> Recently, IUP cut tuition to woo in-state students. Those who take a full-time load of 15 units per semester will be charged $7,716 in the next school year — 19 percent lower than the sticker price this year.
Is there any evidence that tuition is actually preventing greater university enrollment?
I know it's hard for some people to pay, but is it a bottleneck, or are capacity or interests or other things more relevant to enrollment numbers. The sibling comment that they have tried lowering tuition suggests it's not the bottleneck, which is not surprising to me.
I don't know. It's not hard at all to get a loan, which is in part why tuitions have ballooned over the past few decades (faster than inflation).
I wouldn't expect lowering tuition to increase the overall number of college students significantly.
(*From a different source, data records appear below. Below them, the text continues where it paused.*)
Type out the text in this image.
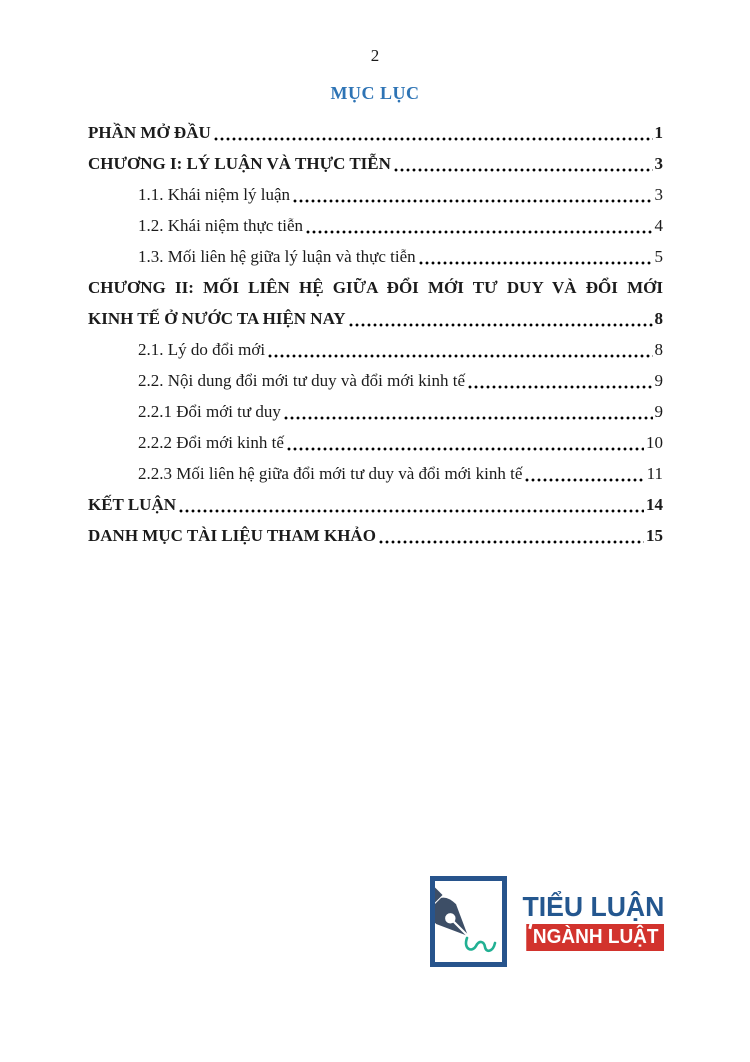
2
MỤC LỤC
PHẦN MỞ ĐẦU	1
CHƯƠNG I: LÝ LUẬN VÀ THỰC TIỄN	3
1.1. Khái niệm lý luận	3
1.2. Khái niệm thực tiễn	4
1.3. Mối liên hệ giữa lý luận và thực tiễn	5
CHƯƠNG II: MỐI LIÊN HỆ GIỮA ĐỔI MỚI TƯ DUY VÀ ĐỔI MỚI
KINH TẾ Ở NƯỚC TA HIỆN NAY	8
2.1. Lý do đổi mới	8
2.2. Nội dung đổi mới tư duy và đổi mới kinh tế	9
2.2.1 Đổi mới tư duy	9
2.2.2 Đổi mới kinh tế	10
2.2.3 Mối liên hệ giữa đổi mới tư duy và đổi mới kinh tế	11
KẾT LUẬN	14
DANH MỤC TÀI LIỆU THAM KHẢO	15
TIỂU LUẬN
NGÀNH LUẬT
What it would do is make it more attractive to go to a specific school as they should be competing on price and other factors (not at the upper echelon though).
One other area, which may be smaller, is the ability to earn more. It's possible that college no longer looks as attractive if you can get technical jobs that are paying well (recent labor shortages). At least from my experience it seems more young people have a negative view of the cost of college vs what they actually make after graduation. They might be looking at the higher non-college wages as changing the opportunity cost equation for them.
But let me guess, drastically reducing tuition isn't something they're doting to attract students.